The IASE Research Program
The Institute for Advanced Science & Engineering.
IASE pursues a scientific explanation of experience in nature, of its characterization as sense and the behaviors that arise in biophysics. We conduct basic research in the foundations of logic and apprehension as the vehicle of this inquiry. In essence, our work is logic informed by new data in biophysics. Indeed, we view logic as the natural science of theoretical biophysics.
In engineering terms we are focused upon the general recognition problem and the decision problem across large scale "parallel" data and inputs in biophysical and computational systems.
Experience necessarily plays a role in nature; we seek to identify and elucidate that role. We propose that the mechanism responsible for the characterization of sense (how a particular sense is constructed and modified) and covariant response potentials is a differentiation upon biophysical structure. The elements of this structure are, in mathematical terms, closed manifolds and, in biophysical terms, cell and multicellular membranes. This mechanism is investigated by the review of new experimental data becoming available in biophysics and by the development of theories that enable the reproduction of these dynamic structures.
A novel approach
Our approach is novel. We propose that the basis of experience has a universal effect upon biophysical structures of the kind we investigate, allowing the differentiation mechanism we propose, and that this effect may be characterized in a mathematical calculus and observed. Further, this model of apprehension and the properties of these manifolds impact the laws of natural logic.
Our work enables us to consider the analysis and reproduction of such behavior and leads us to propose solutions that inform the mathematical and physical sciences, and practical concerns in medicine and machine engineering. These solutions enable us to propose new technologies, machines that experience.
Progress since 2006 is significant and we are now focused upon the development of a substantial mathematical foundation for the theories and evidence that we pursue.
A broad program.
Our primary effort remains focused upon the foundations of logic and apprehension informed by new data in biophysics, the broader program is the product of this effort.
The Foundations Of Logic And Apprehension
The theoretical basis of natural reasoning and computation.
Successful theories will both inform biophysics concerning the characterization of sense and bound response potentials and enable the reproduction of the structures so described, leading to a new paradigm for computable logic. The program we pursue currently includes the development of the following formalized components:
- Structure Theory: A theory of apprehension, sensory characterization, and bound response potential in closed manifolds.
- Epistemology: A model in structure theory of that which determines subsequent action (knowledge) in the structures described by the theory.
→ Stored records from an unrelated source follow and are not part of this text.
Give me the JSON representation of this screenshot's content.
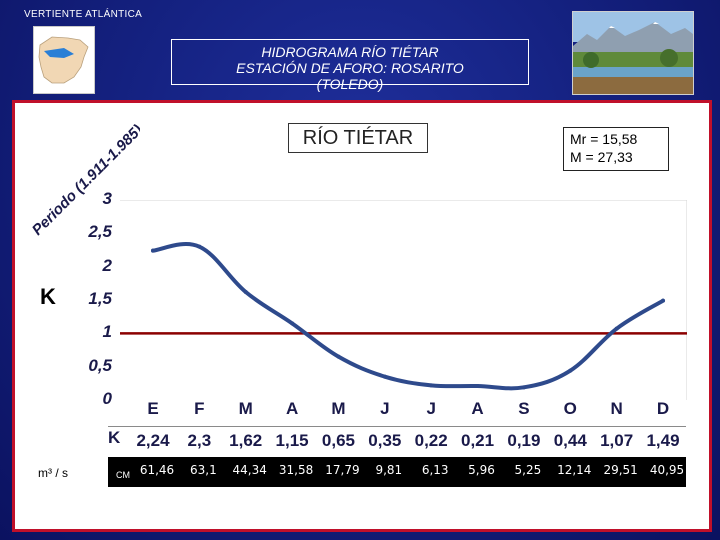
{
  "header": {
    "region_label": "VERTIENTE  ATLÁNTICA",
    "title_line1": "HIDROGRAMA  RÍO  TIÉTAR",
    "title_line2": "ESTACIÓN DE AFORO: ROSARITO",
    "title_line3": "(TOLEDO)"
  },
  "chart_title": "RÍO TIÉTAR",
  "period_label": "Periodo (1.911-1.985)",
  "stats": {
    "mr": "Mr = 15,58",
    "m": "M = 27,33"
  },
  "k_axis_label": "K",
  "k_row_label": "K",
  "flow_unit_label": "m³ / s",
  "cm_label": "CM",
  "colors": {
    "background": "#152282",
    "frame": "#c0102a",
    "line": "#2e4a8c",
    "reference_line": "#8b0000",
    "text_dark": "#1a1a4a"
  },
  "chart_data": {
    "type": "line",
    "title": "RÍO TIÉTAR",
    "ylabel": "K",
    "xlabel": "",
    "ylim": [
      0,
      3
    ],
    "yticks": [
      "0",
      "0,5",
      "1",
      "1,5",
      "2",
      "2,5",
      "3"
    ],
    "ytick_values": [
      0,
      0.5,
      1,
      1.5,
      2,
      2.5,
      3
    ],
    "categories": [
      "E",
      "F",
      "M",
      "A",
      "M",
      "J",
      "J",
      "A",
      "S",
      "O",
      "N",
      "D"
    ],
    "series": [
      {
        "values": [
          2.24,
          2.3,
          1.62,
          1.15,
          0.65,
          0.35,
          0.22,
          0.21,
          0.19,
          0.44,
          1.07,
          1.49
        ]
      }
    ],
    "k_labels": [
      "2,24",
      "2,3",
      "1,62",
      "1,15",
      "0,65",
      "0,35",
      "0,22",
      "0,21",
      "0,19",
      "0,44",
      "1,07",
      "1,49"
    ],
    "monthly_flow": [
      "61,46",
      "63,1",
      "44,34",
      "31,58",
      "17,79",
      "9,81",
      "6,13",
      "5,96",
      "5,25",
      "12,14",
      "29,51",
      "40,95"
    ],
    "reference_line_value": 1,
    "grid": false
  }
}
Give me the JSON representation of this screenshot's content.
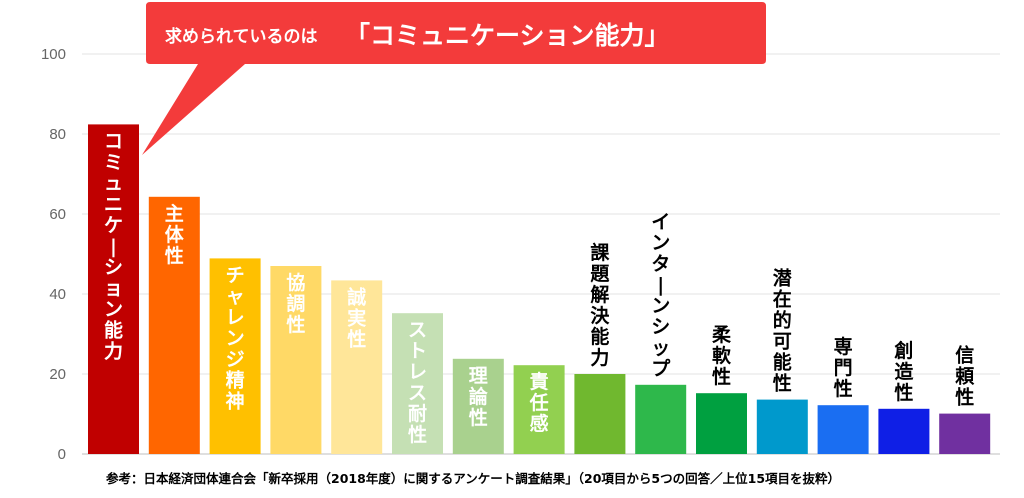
{
  "chart_data": {
    "type": "bar",
    "categories": [
      "コミュニケーション能力",
      "主体性",
      "チャレンジ精神",
      "協調性",
      "誠実性",
      "ストレス耐性",
      "理論性",
      "責任感",
      "課題解決能力",
      "インターンシップ",
      "柔軟性",
      "潜在的可能性",
      "専門性",
      "創造性",
      "信頼性"
    ],
    "values": [
      82.4,
      64.3,
      48.9,
      47.0,
      43.4,
      35.2,
      23.8,
      22.2,
      20.0,
      17.3,
      15.2,
      13.6,
      12.2,
      11.3,
      10.1
    ],
    "colors": [
      "#c00000",
      "#ff6600",
      "#ffc000",
      "#ffd966",
      "#ffe699",
      "#c5e0b4",
      "#a9d18e",
      "#92d050",
      "#70b82f",
      "#2eb84b",
      "#00a040",
      "#0099cc",
      "#1a6ef2",
      "#0f1fe6",
      "#7030a0"
    ],
    "label_colors": [
      "#ffffff",
      "#ffffff",
      "#ffffff",
      "#ffffff",
      "#ffffff",
      "#ffffff",
      "#ffffff",
      "#ffffff",
      "#000000",
      "#000000",
      "#000000",
      "#000000",
      "#000000",
      "#000000",
      "#000000"
    ],
    "label_inside": [
      true,
      true,
      true,
      true,
      true,
      true,
      true,
      true,
      false,
      false,
      false,
      false,
      false,
      false,
      false
    ],
    "yticks": [
      0,
      20,
      40,
      60,
      80,
      100
    ],
    "ylim": [
      0,
      100
    ],
    "grid": true,
    "xlabel": "",
    "ylabel": ""
  },
  "callout": {
    "prefix": "求められているのは",
    "highlight": "「コミュニケーション能力」",
    "color": "#f33b3b"
  },
  "source_note": "参考：日本経済団体連合会「新卒採用（2018年度）に関するアンケート調査結果」（20項目から5つの回答／上位15項目を抜粋）"
}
- Manifold Logic: A symbolic system to enable the mathematical characterization of the dynamics in structure theory.
- Computable Structures: that which is mathematically derived in structure theory.
A Theory Of Sensory Characterization And Structural Dynamics In Biophysics
How sense is characterized and bound with response potentials in theories of individuals.
We develop a physical theory and mathematical calculus to enable the characterization of the structural dynamics associated with sensory characterization and bound response potentials. This includes the identification of the biophysical mechanisms of general recognition from biophysical data.
Structure Theory In Cosmology
The integration of a theory of experience with other theories of nature.
Our consideration with respect to cosmology is the integration of the theories we develop with other theories of nature, such as the theory of evolution and theoretical physics.
Reasoning About Behavior In Social Networks
Theories of individuals in groups.
The development of theories concerning the behavior of sentient individuals in groups with applications in biology, zoology, and social sciences.
Far reaching innovation.
In order to verify and validate our theories we pursue empirical verification and proof in practice.
Computing With Structure
Building machines that experience.
We develop the technologies required to construct machines that experience, they include:
- Translation Theory: The theory behind translating Manifold Logic into Computable Structures.
- Manufacturing Manifold Systems: An exploration of the materials and technologies required to manufacture these machines.
- Configuring Manifold Systems: How to apply such machines for a given purpose.
Applying the theory to medicine.
Our work informs medicine by illustrating the mechanisms of sensory function and motile biophysical behavior.